Kessin*, and David I. Ratner2,*
Accepted: Eukaryotic Cell
Abstract
Dictyostelium amoebae altered in a gene called fbxA, which is thought to
encode a component of an SCF E3 ubiquitin ligase, have defective
regulation of cell-type proportionality. In chimeras with wild-type cells,
the mutant amoebae form mainly spores, leaving the construction of stalks
to wild-type cells. To examine the role of fbxA and regulated proteolysis
we have recovered the promoter of fbxA and shown that it is expressed in a
pattern resembling that of a prestalk-specific gene until late in
development when it is also expressed in developing spore cells. Because
fbxA cells are developmentally deficient in pure culture, we were able to
select suppressor mutations that promote sporulation of the original
mutant. One suppressor mutation resides within the gene regA, which
encodes a cAMP phosphodiesterase linked to an activating response
regulator domain. In another suppressor, there has been a disruption of
dhkA, a gene encoding a two-component histidine kinase known to influence
Dictyostelium development. RegA appears precociously and in greater
amounts in the fbxA mutant but not in an fbxA/dhkA double mutant, where
RegA is restored to wild-type levels. Because the basis of regA
suppression might involve alterations in cAMP levels during development,
the concentration of cAMP was determined in all strains. The level of cAMP
is relatively constant during multi-cellular development in all strains
except the dhkA mutant, in which it is reduced at least 6-fold.
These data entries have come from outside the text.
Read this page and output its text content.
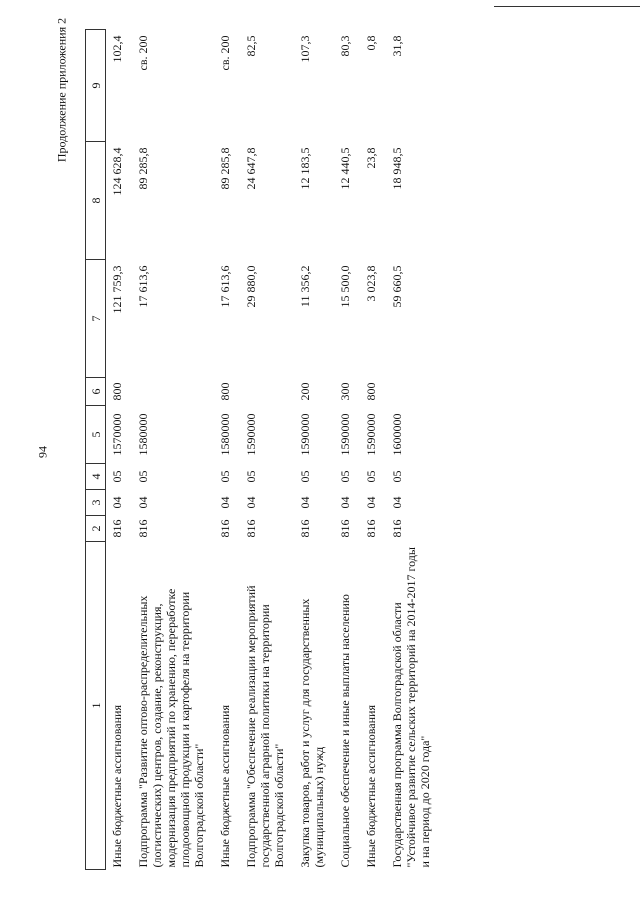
94
Продолжение приложения 2
1	2	3	4	5	6	7	8	9
Иные бюджетные ассигнования	816	04	05	1570000	800	121 759,3	124 628,4	102,4
Подпрограмма "Развитие оптово-распределительных (логистических) центров, создание, реконструкция, модернизация предприятий по хранению, переработке плодоовощной продукции и картофеля на территории Волгоградской области"	816	04	05	1580000		17 613,6	89 285,8	св. 200
Иные бюджетные ассигнования	816	04	05	1580000	800	17 613,6	89 285,8	св. 200
Подпрограмма "Обеспечение реализации мероприятий государственной аграрной политики на территории Волгоградской области"	816	04	05	1590000		29 880,0	24 647,8	82,5
Закупка товаров, работ и услуг для государственных (муниципальных) нужд	816	04	05	1590000	200	11 356,2	12 183,5	107,3
Социальное обеспечение и иные выплаты населению	816	04	05	1590000	300	15 500,0	12 440,5	80,3
Иные бюджетные ассигнования	816	04	05	1590000	800	3 023,8	23,8	0,8
Государственная программа Волгоградской области "Устойчивое развитие сельских территорий на 2014-2017 годы и на период до 2020 года"	816	04	05	1600000		59 660,5	18 948,5	31,8
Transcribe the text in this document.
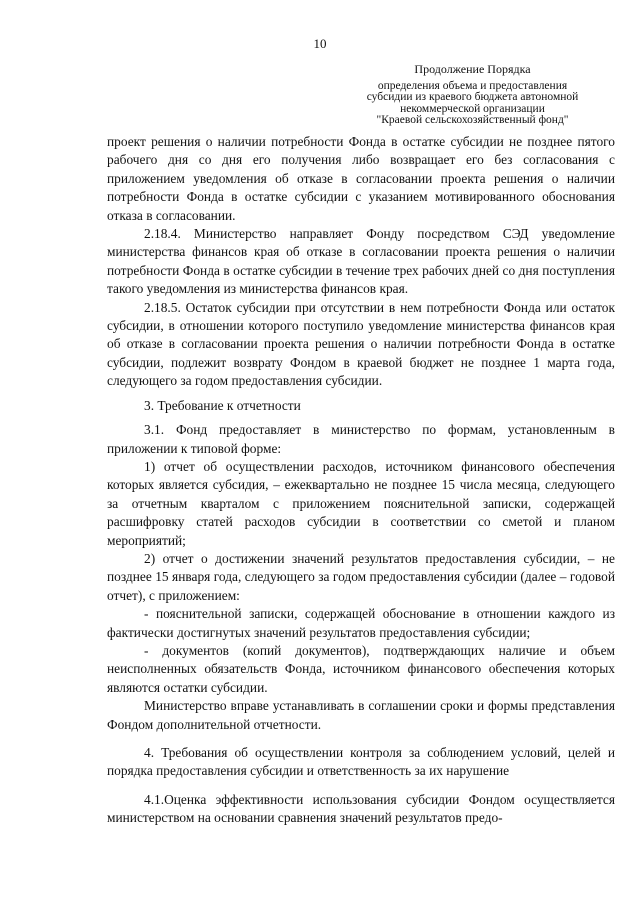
10
Продолжение Порядка
определения объема и предоставления
субсидии из краевого бюджета автономной
некоммерческой организации
"Краевой сельскохозяйственный фонд"

проект решения о наличии потребности Фонда в остатке субсидии не позднее пятого рабочего дня со дня его получения либо возвращает его без согласования с приложением уведомления об отказе в согласовании проекта решения о наличии потребности Фонда в остатке субсидии с указанием мотивированного обоснования отказа в согласовании.

2.18.4. Министерство направляет Фонду посредством СЭД уведомление министерства финансов края об отказе в согласовании проекта решения о наличии потребности Фонда в остатке субсидии в течение трех рабочих дней со дня поступления такого уведомления из министерства финансов края.

2.18.5. Остаток субсидии при отсутствии в нем потребности Фонда или остаток субсидии, в отношении которого поступило уведомление министерства финансов края об отказе в согласовании проекта решения о наличии потребности Фонда в остатке субсидии, подлежит возврату Фондом в краевой бюджет не позднее 1 марта года, следующего за годом предоставления субсидии.

3. Требование к отчетности

3.1. Фонд предоставляет в министерство по формам, установленным в приложении к типовой форме:

1) отчет об осуществлении расходов, источником финансового обеспечения которых является субсидия, – ежеквартально не позднее 15 числа месяца, следующего за отчетным кварталом с приложением пояснительной записки, содержащей расшифровку статей расходов субсидии в соответствии со сметой и планом мероприятий;

2) отчет о достижении значений результатов предоставления субсидии, – не позднее 15 января года, следующего за годом предоставления субсидии (далее – годовой отчет), с приложением:

- пояснительной записки, содержащей обоснование в отношении каждого из фактически достигнутых значений результатов предоставления субсидии;

- документов (копий документов), подтверждающих наличие и объем неисполненных обязательств Фонда, источником финансового обеспечения которых являются остатки субсидии.

Министерство вправе устанавливать в соглашении сроки и формы представления Фондом дополнительной отчетности.

4. Требования об осуществлении контроля за соблюдением условий, целей и порядка предоставления субсидии и ответственность за их нарушение

4.1.Оценка эффективности использования субсидии Фондом осуществляется министерством на основании сравнения значений результатов предо-
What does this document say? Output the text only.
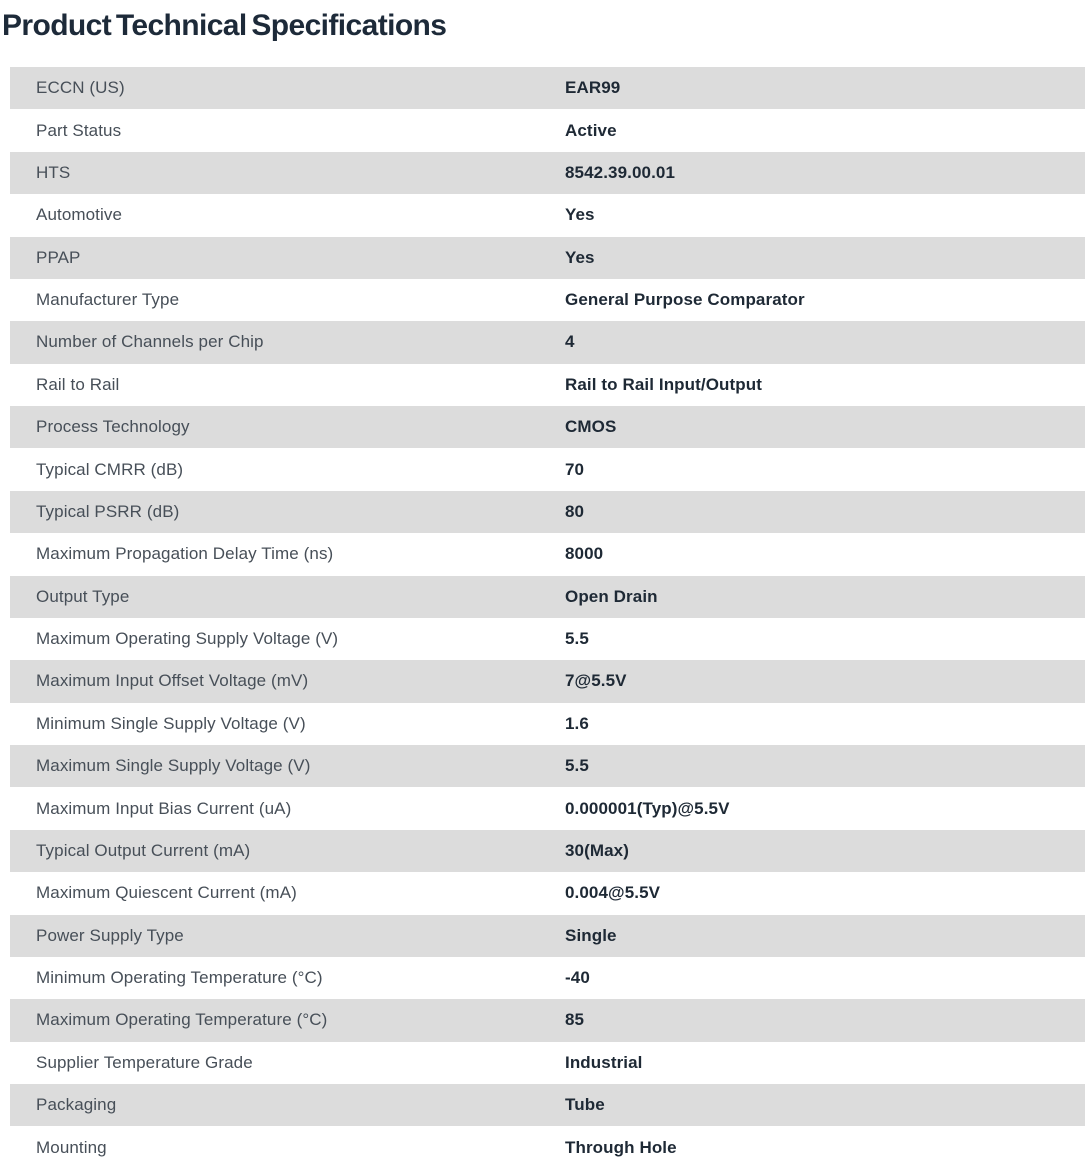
Product Technical Specifications
ECCN (US)	EAR99
Part Status	Active
HTS	8542.39.00.01
Automotive	Yes
PPAP	Yes
Manufacturer Type	General Purpose Comparator
Number of Channels per Chip	4
Rail to Rail	Rail to Rail Input/Output
Process Technology	CMOS
Typical CMRR (dB)	70
Typical PSRR (dB)	80
Maximum Propagation Delay Time (ns)	8000
Output Type	Open Drain
Maximum Operating Supply Voltage (V)	5.5
Maximum Input Offset Voltage (mV)	7@5.5V
Minimum Single Supply Voltage (V)	1.6
Maximum Single Supply Voltage (V)	5.5
Maximum Input Bias Current (uA)	0.000001(Typ)@5.5V
Typical Output Current (mA)	30(Max)
Maximum Quiescent Current (mA)	0.004@5.5V
Power Supply Type	Single
Minimum Operating Temperature (°C)	-40
Maximum Operating Temperature (°C)	85
Supplier Temperature Grade	Industrial
Packaging	Tube
Mounting	Through Hole
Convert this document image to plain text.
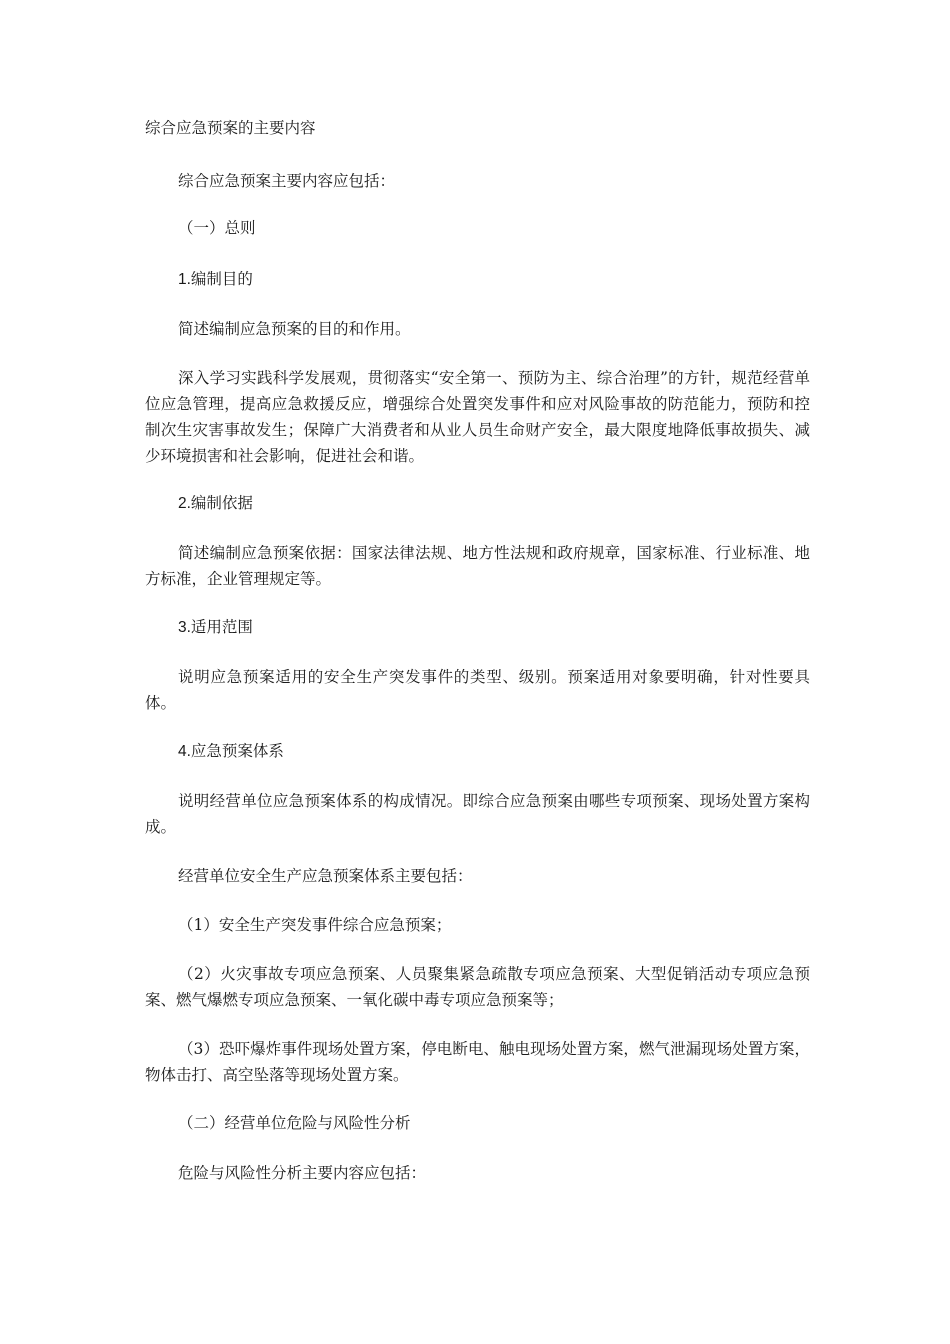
综合应急预案的主要内容
综合应急预案主要内容应包括：
（一）总则
1.编制目的
简述编制应急预案的目的和作用。
深入学习实践科学发展观，贯彻落实“安全第一、预防为主、综合治理”的方针，规范经营单位应急管理，提高应急救援反应，增强综合处置突发事件和应对风险事故的防范能力，预防和控制次生灾害事故发生；保障广大消费者和从业人员生命财产安全，最大限度地降低事故损失、减少环境损害和社会影响，促进社会和谐。
2.编制依据
简述编制应急预案依据：国家法律法规、地方性法规和政府规章，国家标准、行业标准、地方标准，企业管理规定等。
3.适用范围
说明应急预案适用的安全生产突发事件的类型、级别。预案适用对象要明确，针对性要具体。
4.应急预案体系
说明经营单位应急预案体系的构成情况。即综合应急预案由哪些专项预案、现场处置方案构成。
经营单位安全生产应急预案体系主要包括：
（1）安全生产突发事件综合应急预案；
（2）火灾事故专项应急预案、人员聚集紧急疏散专项应急预案、大型促销活动专项应急预案、燃气爆燃专项应急预案、一氧化碳中毒专项应急预案等；
（3）恐吓爆炸事件现场处置方案，停电断电、触电现场处置方案，燃气泄漏现场处置方案，物体击打、高空坠落等现场处置方案。
（二）经营单位危险与风险性分析
危险与风险性分析主要内容应包括：
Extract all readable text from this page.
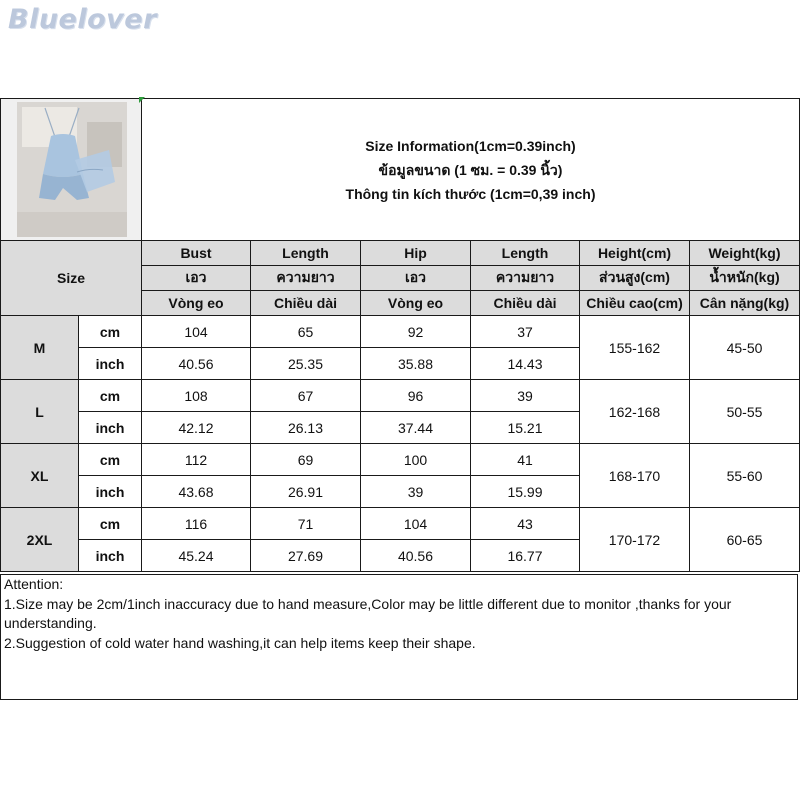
Bluelover

Size Information(1cm=0.39inch)
ข้อมูลขนาด (1 ซม. = 0.39 นิ้ว)
Thông tin kích thước (1cm=0,39 inch)					

Size		Bust	Length	Hip	Length	Height(cm)	Weight(kg)
		เอว	ความยาว	เอว	ความยาว	ส่วนสูง(cm)	น้ำหนัก(kg)
		Vòng eo	Chiều dài	Vòng eo	Chiều dài	Chiều cao(cm)	Cân nặng(kg)
M	cm	104	65	92	37	155-162	45-50
	inch	40.56	25.35	35.88	14.43		
L	cm	108	67	96	39	162-168	50-55
	inch	42.12	26.13	37.44	15.21		
XL	cm	112	69	100	41	168-170	55-60
	inch	43.68	26.91	39	15.99		
2XL	cm	116	71	104	43	170-172	60-65
	inch	45.24	27.69	40.56	16.77		
Attention:
1.Size may be 2cm/1inch inaccuracy due to hand measure,Color may be little different due to monitor ,thanks for your understanding.
2.Suggestion of cold water hand washing,it can help items keep their shape.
The level
of cAMP in the double mutant dhkA/fbxA is relatively normal. The level of
cAMP in the various mutants does not correlate with spore formation, as
would be expected on the basis of our present understanding of the
signaling pathway leading to the induction of spores. Altered amounts of
RegA and cAMP early in the development of the mutants suggest that both
fbxA and dhkA genes act earlier than previously thought.
Submitted by: Turgay Tekinay [tt420@columbia.edu]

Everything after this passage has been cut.